Binary tree, is something you guys should have studied in college and how it is very good for finding an element in terms of time complexity.
Now all of that is true and it is awesome, but if you’re trying to find the set of values in a range, it gets harder. In comes the B+ tree.
In essence it is the binary tree + plus a sorted linked list of element at the lowermost row.
Now the nodes at the lower most part of the tree are the actual values. Everything above is placeholder values for pointing the search to the right pointer in the lower most linked list.
Given how the binary tree works, the values of upper nodes will be in the actual values, generally speaking, but need not be.
That is to say during insertion, we’d be inserting the value in one of the upper nodes(for routing), but during deletion, we don’t need to delete it. (unless of course, the tree has become too unbalanced, and we’re balancing it).

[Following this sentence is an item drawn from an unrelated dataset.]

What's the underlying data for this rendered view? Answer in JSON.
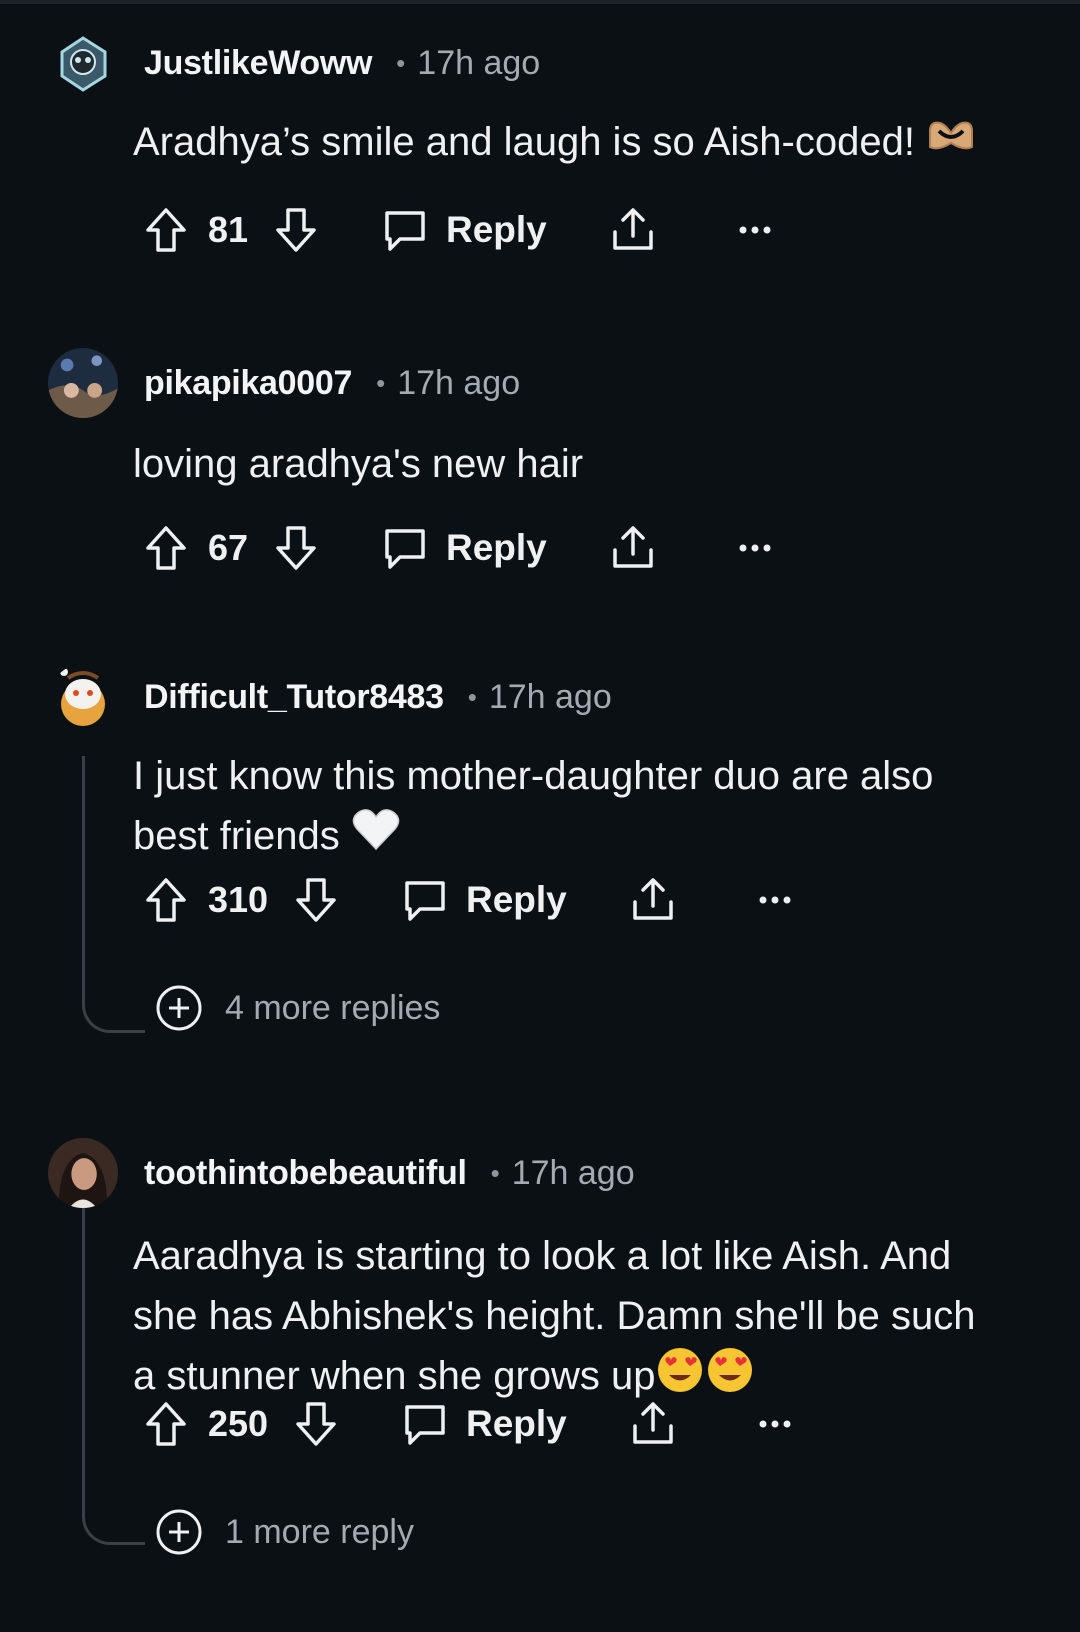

Of course there’s a downside. After all there’s no free lunch. I’d guessed it above with comment on balancing, but more specifically, see below:
But there are new problems (again!). If you add or remove a row in a database (and therefore in the associated B+Tree index):
you have to keep the order between nodes inside the B+Tree otherwise you won’t be able to find nodes inside the mess.
you have to keep the lowest possible number of levels in the B+Tree otherwise the time complexity in O(log(N)) will become O(N).
I other words, the B+Tree needs to be self-ordered and self-balanced. Thankfully, this is possible with smart deletion and insertion operations. But this comes with a cost: the insertion and deletion in a B+Tree are in O(log(N)). This is why some of you have heard that using too many indexes is not a good idea. Indeed, you’re slowing down the fast insertion/update/deletion of a row in a table since the database needs to update the indexes of the table with a costly O(log(N)) operation per index. Moreover, adding indexes means more workload for the transaction manager (we will see this manager at the end of the article).
Now let’s go and dig deeper into specific. Let’s pick an open source database say, postgresql.
GiST (Generalized Search Tree) indexing is an advanced system which brings together a wide array of different sorting and searching algorithms including B-tree, B+-tree, R-tree, partial sum trees, ranked B+-trees and many others. It also provides an interface which allows both the creation of custom data types as well as extensible query methods with which to search them. Thus, GiST offers the flexibility to specify what you store, how you store it, and the ability to define new ways to search through it — ways that far exceed those offered by standard B-tree, R-tree and other generalized search algorithms.
GiST serves as a foundation for many public projects that use PostgreSQL such as OpenFTS and PostGIS. OpenFTS (Open Source Full Text Search engine) provides online indexing of data and relevance ranking for database searching. PostGIS is a project which adds support for geographic objects in PostgreSQL, allowing it to be used as a spatial database for geographic information systems (GIS), much like ESRI’s SDE or Oracle’s Spatial extension.
Ok so that looks like there isn’t this theoretically nice and elegant code available at the implementation layer. But let’s now take a look into that GIST source code. See here.
Ah.. a quick read of the README inside the gist folder suggests it’s a whole lot more complicated, and the idea I started off the blog post with (search tree) is old and research has progressed a lot further. This is not one blog post, but a series of blog post I should do tracking the evolution of trees and reading papers mentioned in the README. (And that’s gonna take time seeing how awfully I’m out of touch with the field research. ).